Insegno da oltre trent’anni secondo questa prospettiva e ho visto moltissima gente patire gravemente la perdita di senso. Tale sofferenza è, però, ben affrontabile con risultati solidi e permanenti.
Un problema si evidenzia: a chi può rivolgersi chi in Occidente patisca di tale smarrimento? Il ruolo del pastore religioso tradizionale non pare essere adeguato; quello dello psicologo neppure. Una collaborazione con la psicologia, però, è auspicabile. Chi abbia vissuto momenti “metafisici” in solitudine e incapace di elaborare alcun significato da tali esperienze, ha facilmente confuso i sapori genuinamente esistenziali con quelli di sofferenze relazionali, psicologiche; vi si è trovato come un bambino in balìa di un evento soverchiante. Inoltre, spesso tali paure vengono aggravate da vissuti negativi scatenati dall’uso di droghe per cui il giovane teme, poi, di rivisitarli nei percorsi meditativi.
Io propongo che sia il Buddhismo a forgiare tale ruolo.
Naturalmente occorre prima prendere coscienza del problema ed avviare una cultura della comprensione della “fine del senso”. Il Postmodernismo – ben espresso da Lyotard: Semplificando al massimo, possiamo considerare “postmoderna” l’incredulità nei confronti delle meta narrazioni [La condizione postmoderna] – è stato l’espressione compiuta della perdita di un senso centrale della storia e dell’esperienza umana in generale.

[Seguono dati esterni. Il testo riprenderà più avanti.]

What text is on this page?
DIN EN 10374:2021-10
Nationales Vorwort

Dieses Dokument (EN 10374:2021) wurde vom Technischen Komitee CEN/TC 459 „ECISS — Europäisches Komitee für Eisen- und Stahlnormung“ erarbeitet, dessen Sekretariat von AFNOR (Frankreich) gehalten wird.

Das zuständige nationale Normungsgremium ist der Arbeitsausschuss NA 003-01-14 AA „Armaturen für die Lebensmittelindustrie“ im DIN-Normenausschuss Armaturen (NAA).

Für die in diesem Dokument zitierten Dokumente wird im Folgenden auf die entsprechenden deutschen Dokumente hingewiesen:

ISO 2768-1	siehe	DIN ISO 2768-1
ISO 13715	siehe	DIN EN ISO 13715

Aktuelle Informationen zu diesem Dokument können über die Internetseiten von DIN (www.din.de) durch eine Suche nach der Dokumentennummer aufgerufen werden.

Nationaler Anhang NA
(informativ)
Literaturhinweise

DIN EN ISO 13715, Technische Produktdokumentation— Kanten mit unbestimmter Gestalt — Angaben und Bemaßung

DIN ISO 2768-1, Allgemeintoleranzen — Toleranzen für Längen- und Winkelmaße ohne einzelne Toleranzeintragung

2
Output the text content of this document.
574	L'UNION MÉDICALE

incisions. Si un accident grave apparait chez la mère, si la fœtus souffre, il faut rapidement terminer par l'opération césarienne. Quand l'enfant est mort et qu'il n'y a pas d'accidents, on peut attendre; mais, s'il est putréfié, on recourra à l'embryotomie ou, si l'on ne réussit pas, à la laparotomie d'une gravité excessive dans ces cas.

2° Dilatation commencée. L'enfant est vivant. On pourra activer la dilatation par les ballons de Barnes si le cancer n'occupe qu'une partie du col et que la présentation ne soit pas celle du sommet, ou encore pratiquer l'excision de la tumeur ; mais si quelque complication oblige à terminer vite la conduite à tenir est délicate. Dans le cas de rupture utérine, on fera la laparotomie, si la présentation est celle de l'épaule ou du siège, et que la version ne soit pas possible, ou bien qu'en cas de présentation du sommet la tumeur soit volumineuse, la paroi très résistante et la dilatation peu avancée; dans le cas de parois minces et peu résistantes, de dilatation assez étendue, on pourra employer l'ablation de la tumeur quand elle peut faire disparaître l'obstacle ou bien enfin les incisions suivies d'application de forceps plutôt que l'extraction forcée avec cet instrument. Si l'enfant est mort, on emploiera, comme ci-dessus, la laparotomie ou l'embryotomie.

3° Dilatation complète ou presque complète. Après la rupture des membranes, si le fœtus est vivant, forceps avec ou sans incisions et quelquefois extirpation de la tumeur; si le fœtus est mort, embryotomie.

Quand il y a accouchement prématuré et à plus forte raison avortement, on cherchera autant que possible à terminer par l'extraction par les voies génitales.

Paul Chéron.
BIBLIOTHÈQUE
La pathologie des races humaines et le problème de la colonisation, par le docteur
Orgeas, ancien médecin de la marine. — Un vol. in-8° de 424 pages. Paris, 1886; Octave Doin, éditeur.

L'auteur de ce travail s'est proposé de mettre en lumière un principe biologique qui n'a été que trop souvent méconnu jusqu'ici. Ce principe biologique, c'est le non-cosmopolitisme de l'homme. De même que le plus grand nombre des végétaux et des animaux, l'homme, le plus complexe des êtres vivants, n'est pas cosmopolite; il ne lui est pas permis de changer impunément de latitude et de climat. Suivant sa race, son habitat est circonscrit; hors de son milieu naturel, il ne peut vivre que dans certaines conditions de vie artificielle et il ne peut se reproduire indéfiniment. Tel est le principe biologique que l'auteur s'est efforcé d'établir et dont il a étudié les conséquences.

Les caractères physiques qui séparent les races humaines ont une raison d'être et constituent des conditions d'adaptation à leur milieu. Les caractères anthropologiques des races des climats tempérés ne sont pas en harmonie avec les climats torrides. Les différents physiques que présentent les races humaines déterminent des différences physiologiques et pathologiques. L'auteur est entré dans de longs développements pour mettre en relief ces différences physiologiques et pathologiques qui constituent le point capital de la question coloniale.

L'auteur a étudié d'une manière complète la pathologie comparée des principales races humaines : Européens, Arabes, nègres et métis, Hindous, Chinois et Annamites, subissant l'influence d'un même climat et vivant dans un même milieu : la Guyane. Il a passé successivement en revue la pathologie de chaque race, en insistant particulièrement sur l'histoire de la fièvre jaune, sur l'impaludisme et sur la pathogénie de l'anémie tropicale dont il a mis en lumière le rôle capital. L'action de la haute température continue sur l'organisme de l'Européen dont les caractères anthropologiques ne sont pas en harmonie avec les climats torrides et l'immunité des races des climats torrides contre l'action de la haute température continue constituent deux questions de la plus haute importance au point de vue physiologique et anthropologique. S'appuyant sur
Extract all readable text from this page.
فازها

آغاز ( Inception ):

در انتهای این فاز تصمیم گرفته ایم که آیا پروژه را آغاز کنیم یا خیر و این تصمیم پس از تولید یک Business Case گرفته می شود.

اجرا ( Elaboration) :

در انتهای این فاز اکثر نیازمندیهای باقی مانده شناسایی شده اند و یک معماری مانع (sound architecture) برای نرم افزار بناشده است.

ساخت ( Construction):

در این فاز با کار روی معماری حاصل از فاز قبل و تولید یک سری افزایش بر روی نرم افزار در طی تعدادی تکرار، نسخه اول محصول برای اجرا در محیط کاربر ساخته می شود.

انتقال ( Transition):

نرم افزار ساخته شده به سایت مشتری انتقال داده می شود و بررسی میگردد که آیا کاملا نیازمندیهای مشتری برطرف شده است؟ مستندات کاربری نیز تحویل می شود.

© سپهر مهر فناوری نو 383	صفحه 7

Dunque ci si ritrova ad esistere senza risposta circa il “perché?”, e ciò definitivamente e senza appello.
La vacuità – Shunyata – non teme ciò, anzi potrebbe essere il luminoso “topos” del post-Posmoderno. Se la perdita di senso getta nello smarrimento e nella sfiducia che la sofferenza più profonda possa mai avere termine, il Buddha dice, e noi lo confermiamo, che, al contrario, la sofferenza può avere termine: Terza Nobile Verità. Gli Upaya – i mezzi e le vie di tale insegnamento – adeguati alla nostra civiltà sono il gradino successivo: Quarta Nobile Verità.